Renewables are set to displace coal as the top source of energy for electricity production globally in 2025, the International Energy Agency said Wednesday. In its annual report on the electricity market, the IEA said that renewables - in particular from solar panels - should see their share of total electricity production surpass a third of the total, passing from 30 percent last year to 37 percent in 2026.
If nuclear power, which the IEA sees hitting a record next year, is included, almost half of the world’s electricity will be generated by low-emissions sources by 2026, up from a share of just under 40 percent in 2023. The strong growth in renewables will outpace the increased demand for electricity in industrialised countries as part of efforts to reach carbon neutrality, said the IEA.
"The power sector currently produces more CO2 emissions than any other in the world economy, so it’s encouraging that the rapid growth of renewables and a steady expansion of nuclear power are together on course to match all the increase in global electricity demand over the next three years," said IEA Executive Director Fatih Birol.
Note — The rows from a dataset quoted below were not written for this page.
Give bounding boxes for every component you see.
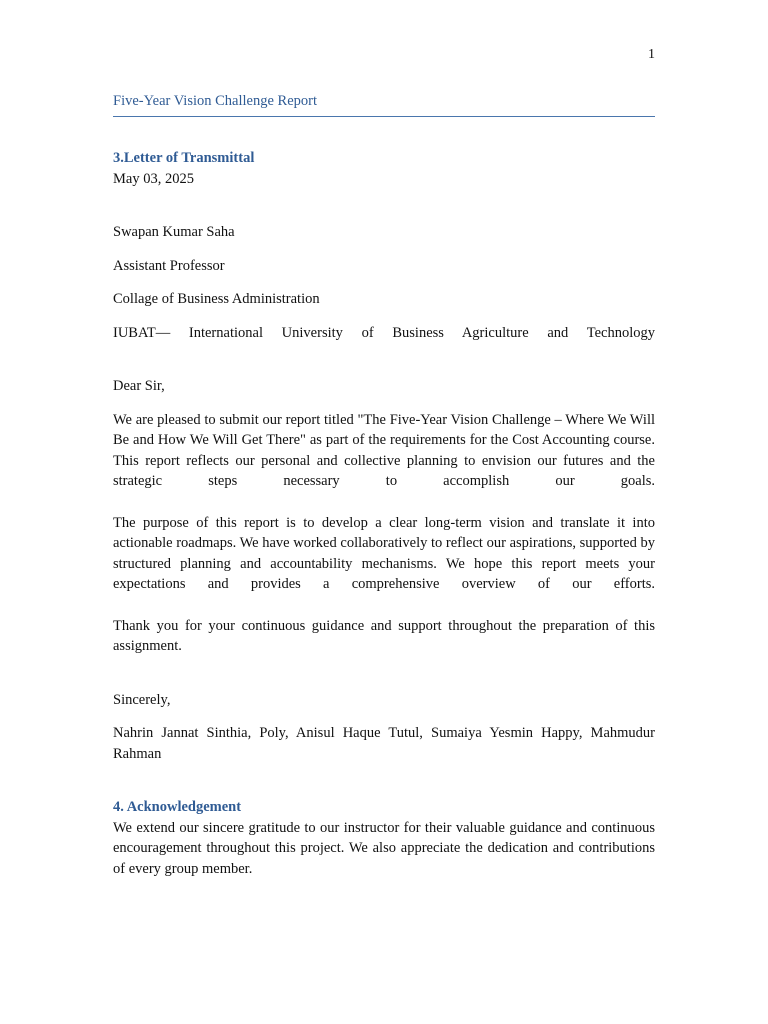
recipient-dept: Collage of Business Administration — [113, 291, 320, 307]
recipient-title: Assistant Professor — [113, 257, 225, 274]
closing: Sincerely, — [113, 691, 171, 708]
signatories: Nahrin Jannat Sinthia, Poly, Anisul Haque Tutul, Sumaiya Yesmin Happy, Mahmudur Rahman — [113, 725, 655, 762]
acknowledgement-text: We extend our sincere gratitude to our instructor for their valuable guidance and continuous encouragement throughout this project. We also appreciate the dedication and contributions of every group member. — [113, 819, 655, 877]
document-body — [113, 148, 655, 879]
recipient-university: IUBAT— International University of Business Agriculture and Technology — [113, 324, 655, 341]
acknowledgement-heading: 4. Acknowledgement — [113, 799, 242, 815]
letter-paragraph-3: Thank you for your continuous guidance and support throughout the preparation of this assignment. — [113, 617, 655, 654]
document-page — [113, 0, 655, 1024]
recipient-name: Swapan Kumar Saha — [113, 224, 235, 240]
transmittal-heading: 3.Letter of Transmittal — [113, 150, 255, 166]
running-header: Five-Year Vision Challenge Report — [113, 93, 655, 117]
letter-date: May 03, 2025 — [113, 170, 194, 187]
page-number: 1 — [648, 47, 655, 62]
letter-paragraph-2: The purpose of this report is to develop a clear long-term vision and translate it into actionable roadmaps. We have worked collaboratively to reflect our aspirations, supported by structured planning and accountability mechanisms. We hope this report meets your expectations and provides a comprehensive overview of our efforts. — [113, 514, 655, 592]
salutation: Dear Sir, — [113, 378, 165, 394]
letter-paragraph-1: We are pleased to submit our report titled "The Five-Year Vision Challenge – Where We Will Be and How We Will Get There" as part of the requirements for the Cost Accounting course. This report reflects our personal and collective planning to envision our futures and the strategic steps necessary to accomplish our goals. — [113, 411, 655, 489]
That may also turn out to be the case in China, where coal produces more than half of electricity, but much depends on hydroelectric production and the pace of the economic recovery. Nevertheless, the IEA sees a slow structural decline in coal use, even if developing nations will account for most of the increase in electricity demand in coming years.
It expects electricity produced from coal to drop by 1.7 percent per year on average through 2026, after a 1.6 percent increase last year due to low levels of hydroelectric power produced in China and India. Electricity produced from natural gas should increase by around 1 percent per year during the period.
The IEA expects electricity produced from nuclear power plants to hit next year the record level it set in 2021 as France finishes repairing a number of reactors and new ones are brought on line in China, India, Japan and South Korea.